この映画は引く前からもう当たりクジだということがわかってて。万全な体調で・気が置けないひとと・空いてる映画館のいい席で観る、っていうこっちも100%の状態で挑んできました。

結果、ちょーよかった!!!感情が揺れまくって、泣き笑いになる映画ってそうそうお目にかからない。これは言葉でうまく表せないので、みんな観に行くといい。犬童一心監督は「ある種の壁のようなものを乗り越えようとする人たちの話」と言ってまして、そこにまつわる愛と性と生死の描写がすばらしい。壁を超える限界を確かに描きながらも、それでも人生って美しいと思わせてくれる映画です。

特に好きなシーンが2コあって。
1コ目は春彦が西島秀俊とやるやらないという話をするシーン。ヒミコと出会うまで天涯孤独だった春彦が愛する人が死につつある様を目の当たりにして、「生きていたいって思えなくなる」と言い、「美味いもの食いてーとかあいつとやりてーとか俺が欲しいのはそういう欲望なんだ」と言う様は絶望的に切実。ヒミコが寝てる部屋で春彦は沙織にその話を始めるんだけど、沙織が「(ヒミコが)聞いてるかもしれないじゃん」と気を遣うところもすごくいい。嫌いって言ってるくせに。愛憎入り乱れる感じがすごくいい。

2コ目はもちろんダンスホールのシーン。あのシーンが1番激しく泣き笑いました。だって尾崎紀世彦の「また逢う日まで」(サワサキヨシヒロRemix)だよ!?んでちゅーだよ!?反則だよー。

柴崎コウの嫌悪感溢れるまなざしがどんどんニュートラルになってくのが印象的です。こどもみたい。

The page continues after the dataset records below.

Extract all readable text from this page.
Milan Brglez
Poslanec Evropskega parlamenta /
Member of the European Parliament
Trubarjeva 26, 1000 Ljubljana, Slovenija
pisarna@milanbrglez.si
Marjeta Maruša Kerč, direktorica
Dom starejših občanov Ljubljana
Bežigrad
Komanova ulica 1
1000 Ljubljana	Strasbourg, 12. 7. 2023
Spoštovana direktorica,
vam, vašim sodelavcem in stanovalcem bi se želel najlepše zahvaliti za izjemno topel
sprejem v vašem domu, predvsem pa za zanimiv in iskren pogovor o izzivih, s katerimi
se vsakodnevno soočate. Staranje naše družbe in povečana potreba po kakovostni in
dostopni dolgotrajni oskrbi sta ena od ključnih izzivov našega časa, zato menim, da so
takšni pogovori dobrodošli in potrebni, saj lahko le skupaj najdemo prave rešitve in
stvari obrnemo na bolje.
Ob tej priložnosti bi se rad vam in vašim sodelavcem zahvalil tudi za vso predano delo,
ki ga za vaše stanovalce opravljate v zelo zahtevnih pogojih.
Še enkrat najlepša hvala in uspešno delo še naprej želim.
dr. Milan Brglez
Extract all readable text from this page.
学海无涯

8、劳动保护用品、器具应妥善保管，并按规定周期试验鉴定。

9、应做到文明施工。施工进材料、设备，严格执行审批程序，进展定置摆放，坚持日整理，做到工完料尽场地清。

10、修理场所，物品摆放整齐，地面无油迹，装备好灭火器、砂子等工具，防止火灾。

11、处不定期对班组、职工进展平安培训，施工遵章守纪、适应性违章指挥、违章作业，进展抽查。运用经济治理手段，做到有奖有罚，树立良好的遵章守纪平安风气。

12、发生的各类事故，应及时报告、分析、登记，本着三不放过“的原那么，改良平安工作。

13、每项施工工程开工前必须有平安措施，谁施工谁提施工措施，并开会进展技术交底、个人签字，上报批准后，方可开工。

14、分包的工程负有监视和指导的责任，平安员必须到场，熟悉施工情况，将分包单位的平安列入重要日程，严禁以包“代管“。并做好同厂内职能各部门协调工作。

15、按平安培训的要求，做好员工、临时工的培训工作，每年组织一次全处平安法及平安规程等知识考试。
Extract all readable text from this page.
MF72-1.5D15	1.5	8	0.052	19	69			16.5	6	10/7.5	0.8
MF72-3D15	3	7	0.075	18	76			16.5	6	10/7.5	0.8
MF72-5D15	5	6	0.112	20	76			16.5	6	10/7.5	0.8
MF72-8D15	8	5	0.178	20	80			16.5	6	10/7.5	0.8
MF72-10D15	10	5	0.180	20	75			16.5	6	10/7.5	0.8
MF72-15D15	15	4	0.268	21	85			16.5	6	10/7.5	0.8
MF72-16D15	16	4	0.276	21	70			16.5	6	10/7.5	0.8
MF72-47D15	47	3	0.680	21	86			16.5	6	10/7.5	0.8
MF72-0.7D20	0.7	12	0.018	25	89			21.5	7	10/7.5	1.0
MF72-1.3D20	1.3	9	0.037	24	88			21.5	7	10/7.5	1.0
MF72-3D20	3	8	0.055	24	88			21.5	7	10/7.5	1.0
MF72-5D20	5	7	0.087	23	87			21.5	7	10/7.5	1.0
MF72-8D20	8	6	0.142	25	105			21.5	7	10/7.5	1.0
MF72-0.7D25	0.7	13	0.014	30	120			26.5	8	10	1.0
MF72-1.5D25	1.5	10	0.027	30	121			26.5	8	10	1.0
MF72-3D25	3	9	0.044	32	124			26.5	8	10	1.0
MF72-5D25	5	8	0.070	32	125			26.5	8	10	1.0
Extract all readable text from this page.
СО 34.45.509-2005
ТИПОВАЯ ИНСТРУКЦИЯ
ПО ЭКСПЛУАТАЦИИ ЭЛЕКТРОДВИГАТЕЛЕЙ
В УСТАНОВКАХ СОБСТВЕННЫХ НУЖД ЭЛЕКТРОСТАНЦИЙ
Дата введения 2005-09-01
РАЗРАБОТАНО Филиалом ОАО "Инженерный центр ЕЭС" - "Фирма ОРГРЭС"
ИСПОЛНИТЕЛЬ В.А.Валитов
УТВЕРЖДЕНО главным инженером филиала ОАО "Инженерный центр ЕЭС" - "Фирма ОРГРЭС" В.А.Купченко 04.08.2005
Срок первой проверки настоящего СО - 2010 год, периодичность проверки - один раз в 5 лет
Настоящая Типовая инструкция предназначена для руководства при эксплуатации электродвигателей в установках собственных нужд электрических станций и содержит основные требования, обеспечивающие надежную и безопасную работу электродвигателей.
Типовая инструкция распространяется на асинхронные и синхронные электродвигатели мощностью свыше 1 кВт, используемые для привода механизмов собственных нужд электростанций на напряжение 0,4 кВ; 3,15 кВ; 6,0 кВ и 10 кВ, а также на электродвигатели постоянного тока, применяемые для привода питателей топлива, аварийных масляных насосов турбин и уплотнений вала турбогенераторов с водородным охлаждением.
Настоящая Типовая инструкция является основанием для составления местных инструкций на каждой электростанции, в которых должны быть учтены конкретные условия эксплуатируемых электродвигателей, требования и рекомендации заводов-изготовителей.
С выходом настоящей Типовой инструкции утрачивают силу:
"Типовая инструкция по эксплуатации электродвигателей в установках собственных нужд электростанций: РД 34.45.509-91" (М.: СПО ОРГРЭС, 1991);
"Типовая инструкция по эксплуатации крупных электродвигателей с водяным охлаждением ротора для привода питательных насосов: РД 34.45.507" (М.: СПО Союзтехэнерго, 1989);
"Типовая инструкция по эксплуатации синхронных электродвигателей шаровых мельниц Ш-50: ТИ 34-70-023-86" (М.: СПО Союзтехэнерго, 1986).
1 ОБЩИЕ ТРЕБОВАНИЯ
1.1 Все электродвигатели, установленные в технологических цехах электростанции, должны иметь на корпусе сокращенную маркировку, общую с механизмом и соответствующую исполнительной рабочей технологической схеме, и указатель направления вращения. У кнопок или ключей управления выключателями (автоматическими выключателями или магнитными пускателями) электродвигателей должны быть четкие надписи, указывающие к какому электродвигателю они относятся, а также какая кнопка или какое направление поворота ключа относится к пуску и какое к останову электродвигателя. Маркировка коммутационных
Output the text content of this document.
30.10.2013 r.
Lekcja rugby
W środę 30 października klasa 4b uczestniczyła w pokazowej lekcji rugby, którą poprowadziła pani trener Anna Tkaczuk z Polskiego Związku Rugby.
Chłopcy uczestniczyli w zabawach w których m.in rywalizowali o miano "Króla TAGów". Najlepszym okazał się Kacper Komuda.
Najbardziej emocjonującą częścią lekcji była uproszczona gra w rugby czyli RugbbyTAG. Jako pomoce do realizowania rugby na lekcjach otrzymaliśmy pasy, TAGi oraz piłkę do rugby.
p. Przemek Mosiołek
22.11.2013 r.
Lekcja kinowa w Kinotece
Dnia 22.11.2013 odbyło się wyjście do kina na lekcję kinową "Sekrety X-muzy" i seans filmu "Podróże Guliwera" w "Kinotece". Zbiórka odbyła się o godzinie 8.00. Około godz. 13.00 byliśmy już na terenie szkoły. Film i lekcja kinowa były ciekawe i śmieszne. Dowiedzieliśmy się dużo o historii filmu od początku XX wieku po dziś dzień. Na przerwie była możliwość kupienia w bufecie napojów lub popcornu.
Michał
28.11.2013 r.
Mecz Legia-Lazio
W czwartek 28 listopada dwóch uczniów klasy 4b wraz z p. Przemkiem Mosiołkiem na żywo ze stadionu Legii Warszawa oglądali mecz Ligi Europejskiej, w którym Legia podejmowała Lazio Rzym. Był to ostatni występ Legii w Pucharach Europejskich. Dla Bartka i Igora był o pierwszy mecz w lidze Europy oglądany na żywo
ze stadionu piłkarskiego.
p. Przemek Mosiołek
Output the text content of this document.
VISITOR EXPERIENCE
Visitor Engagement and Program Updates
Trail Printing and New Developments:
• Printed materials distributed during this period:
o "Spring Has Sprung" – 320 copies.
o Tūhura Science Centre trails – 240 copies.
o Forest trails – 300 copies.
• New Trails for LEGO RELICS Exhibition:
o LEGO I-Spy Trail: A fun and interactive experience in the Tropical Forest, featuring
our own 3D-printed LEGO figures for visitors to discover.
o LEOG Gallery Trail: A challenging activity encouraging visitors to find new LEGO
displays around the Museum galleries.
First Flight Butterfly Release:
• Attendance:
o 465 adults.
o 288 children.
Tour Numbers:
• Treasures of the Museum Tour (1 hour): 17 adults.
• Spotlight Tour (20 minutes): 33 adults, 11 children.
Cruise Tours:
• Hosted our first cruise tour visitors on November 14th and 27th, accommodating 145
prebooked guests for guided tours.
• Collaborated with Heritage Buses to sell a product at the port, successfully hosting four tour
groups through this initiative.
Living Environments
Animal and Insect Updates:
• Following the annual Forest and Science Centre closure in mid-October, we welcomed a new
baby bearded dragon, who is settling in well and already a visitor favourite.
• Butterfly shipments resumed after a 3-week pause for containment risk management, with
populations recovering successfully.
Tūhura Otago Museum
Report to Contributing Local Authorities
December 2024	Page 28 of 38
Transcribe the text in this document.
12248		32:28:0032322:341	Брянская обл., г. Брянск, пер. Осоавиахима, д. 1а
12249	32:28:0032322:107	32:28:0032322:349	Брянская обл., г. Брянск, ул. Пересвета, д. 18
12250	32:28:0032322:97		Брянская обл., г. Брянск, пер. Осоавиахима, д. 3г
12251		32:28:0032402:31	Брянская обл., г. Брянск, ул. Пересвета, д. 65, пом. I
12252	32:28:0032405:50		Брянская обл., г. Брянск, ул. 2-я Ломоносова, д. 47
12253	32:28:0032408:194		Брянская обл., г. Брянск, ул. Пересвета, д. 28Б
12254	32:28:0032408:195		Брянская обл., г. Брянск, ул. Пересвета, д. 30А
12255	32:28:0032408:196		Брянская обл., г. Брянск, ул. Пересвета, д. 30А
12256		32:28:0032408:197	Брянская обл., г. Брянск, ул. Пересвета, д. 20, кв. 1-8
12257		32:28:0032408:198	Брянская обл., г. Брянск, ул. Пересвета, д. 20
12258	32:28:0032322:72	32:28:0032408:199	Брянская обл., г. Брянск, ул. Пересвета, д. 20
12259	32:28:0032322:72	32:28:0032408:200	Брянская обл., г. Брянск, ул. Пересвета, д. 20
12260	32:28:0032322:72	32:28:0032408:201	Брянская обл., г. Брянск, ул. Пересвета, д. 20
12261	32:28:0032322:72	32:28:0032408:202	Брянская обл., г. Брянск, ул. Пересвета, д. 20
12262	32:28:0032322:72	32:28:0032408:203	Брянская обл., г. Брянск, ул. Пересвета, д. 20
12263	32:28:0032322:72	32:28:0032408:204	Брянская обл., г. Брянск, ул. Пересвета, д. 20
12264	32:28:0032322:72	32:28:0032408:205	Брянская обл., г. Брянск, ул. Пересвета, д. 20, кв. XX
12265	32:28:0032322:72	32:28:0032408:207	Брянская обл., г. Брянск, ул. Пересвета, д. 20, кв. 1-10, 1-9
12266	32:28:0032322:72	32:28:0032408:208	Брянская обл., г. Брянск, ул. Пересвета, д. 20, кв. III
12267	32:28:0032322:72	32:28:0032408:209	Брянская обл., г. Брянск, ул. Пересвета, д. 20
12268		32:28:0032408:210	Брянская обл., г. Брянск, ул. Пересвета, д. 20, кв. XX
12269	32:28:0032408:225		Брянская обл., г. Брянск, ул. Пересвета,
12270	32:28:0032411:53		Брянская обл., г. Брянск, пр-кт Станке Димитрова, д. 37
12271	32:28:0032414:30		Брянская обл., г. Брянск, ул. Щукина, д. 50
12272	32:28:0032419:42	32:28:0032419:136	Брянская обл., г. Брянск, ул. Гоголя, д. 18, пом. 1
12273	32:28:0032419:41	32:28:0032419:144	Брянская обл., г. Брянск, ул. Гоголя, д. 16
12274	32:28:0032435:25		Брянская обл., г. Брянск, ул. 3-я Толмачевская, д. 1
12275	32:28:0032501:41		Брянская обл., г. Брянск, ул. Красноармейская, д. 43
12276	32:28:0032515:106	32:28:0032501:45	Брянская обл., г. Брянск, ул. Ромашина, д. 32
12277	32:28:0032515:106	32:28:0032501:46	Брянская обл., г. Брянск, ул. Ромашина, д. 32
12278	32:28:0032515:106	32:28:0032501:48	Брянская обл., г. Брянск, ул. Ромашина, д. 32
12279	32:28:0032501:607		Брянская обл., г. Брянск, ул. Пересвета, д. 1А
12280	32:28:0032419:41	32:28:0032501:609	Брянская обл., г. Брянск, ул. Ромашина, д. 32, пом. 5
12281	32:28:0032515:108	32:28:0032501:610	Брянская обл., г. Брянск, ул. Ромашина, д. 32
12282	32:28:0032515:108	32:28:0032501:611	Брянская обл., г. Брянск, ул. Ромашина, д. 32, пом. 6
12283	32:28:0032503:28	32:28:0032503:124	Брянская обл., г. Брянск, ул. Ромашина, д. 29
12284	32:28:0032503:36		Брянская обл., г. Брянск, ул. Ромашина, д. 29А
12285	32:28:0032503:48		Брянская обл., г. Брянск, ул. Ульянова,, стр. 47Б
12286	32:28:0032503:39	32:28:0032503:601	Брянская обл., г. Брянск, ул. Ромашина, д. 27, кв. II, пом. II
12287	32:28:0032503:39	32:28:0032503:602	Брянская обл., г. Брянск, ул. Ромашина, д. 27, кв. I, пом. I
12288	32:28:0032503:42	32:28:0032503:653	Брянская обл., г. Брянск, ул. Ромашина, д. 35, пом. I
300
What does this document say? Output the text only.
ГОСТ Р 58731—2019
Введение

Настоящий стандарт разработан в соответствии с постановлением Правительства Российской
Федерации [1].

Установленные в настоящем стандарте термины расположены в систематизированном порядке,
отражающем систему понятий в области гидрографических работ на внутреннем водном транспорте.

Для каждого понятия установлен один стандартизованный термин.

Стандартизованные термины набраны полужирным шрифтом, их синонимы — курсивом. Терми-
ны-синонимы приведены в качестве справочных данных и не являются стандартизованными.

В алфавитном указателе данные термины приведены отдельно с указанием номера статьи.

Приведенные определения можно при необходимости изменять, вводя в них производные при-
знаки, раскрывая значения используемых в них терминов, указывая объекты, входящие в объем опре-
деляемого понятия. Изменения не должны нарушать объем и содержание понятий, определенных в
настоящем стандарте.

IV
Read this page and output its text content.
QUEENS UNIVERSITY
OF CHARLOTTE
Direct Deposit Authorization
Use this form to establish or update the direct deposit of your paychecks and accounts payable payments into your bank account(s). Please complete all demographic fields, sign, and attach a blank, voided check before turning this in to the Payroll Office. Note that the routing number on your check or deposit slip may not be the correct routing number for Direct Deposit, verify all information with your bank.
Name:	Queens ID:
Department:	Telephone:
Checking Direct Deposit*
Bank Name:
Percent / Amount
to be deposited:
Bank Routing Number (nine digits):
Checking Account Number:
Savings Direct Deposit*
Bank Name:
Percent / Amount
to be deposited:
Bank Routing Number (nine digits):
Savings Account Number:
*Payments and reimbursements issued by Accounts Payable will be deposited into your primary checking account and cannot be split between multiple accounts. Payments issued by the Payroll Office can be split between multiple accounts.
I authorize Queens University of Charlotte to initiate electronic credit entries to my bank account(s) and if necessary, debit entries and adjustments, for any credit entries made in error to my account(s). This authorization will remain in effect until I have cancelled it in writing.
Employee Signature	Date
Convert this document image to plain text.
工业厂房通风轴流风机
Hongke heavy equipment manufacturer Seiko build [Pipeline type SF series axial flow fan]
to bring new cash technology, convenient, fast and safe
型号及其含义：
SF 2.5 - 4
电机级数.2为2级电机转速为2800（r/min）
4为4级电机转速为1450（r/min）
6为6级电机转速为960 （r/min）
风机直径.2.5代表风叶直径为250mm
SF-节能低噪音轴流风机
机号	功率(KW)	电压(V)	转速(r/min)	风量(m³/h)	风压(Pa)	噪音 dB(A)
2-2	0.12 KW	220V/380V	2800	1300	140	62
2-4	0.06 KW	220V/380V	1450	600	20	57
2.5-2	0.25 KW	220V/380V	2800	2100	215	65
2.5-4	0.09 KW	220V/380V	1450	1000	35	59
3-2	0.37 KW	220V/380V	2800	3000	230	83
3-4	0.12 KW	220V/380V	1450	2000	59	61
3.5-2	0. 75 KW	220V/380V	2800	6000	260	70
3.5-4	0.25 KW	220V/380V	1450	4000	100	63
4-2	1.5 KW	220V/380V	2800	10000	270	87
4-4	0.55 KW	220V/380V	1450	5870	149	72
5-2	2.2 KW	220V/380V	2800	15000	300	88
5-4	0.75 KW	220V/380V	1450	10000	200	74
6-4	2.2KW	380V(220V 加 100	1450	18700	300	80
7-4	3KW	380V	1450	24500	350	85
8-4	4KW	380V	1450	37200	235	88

好きなひとと観に行くといいと思います。映画の後、合コンで会ったひとと飲みいく予定だったんだけど、「今日はもうどーでもいい人とは会いません!」と思いキャンセル。それくらいこの映画に引っぱられました。愛するダーリンがいれば、手をつないで観たい、などと乙女モード全開になってしまった私でした。えへ。でも男のひとがこの映画にどう反応するのかイマイチ想像つきません。
何はともあれ、もう一回観にいこーっと。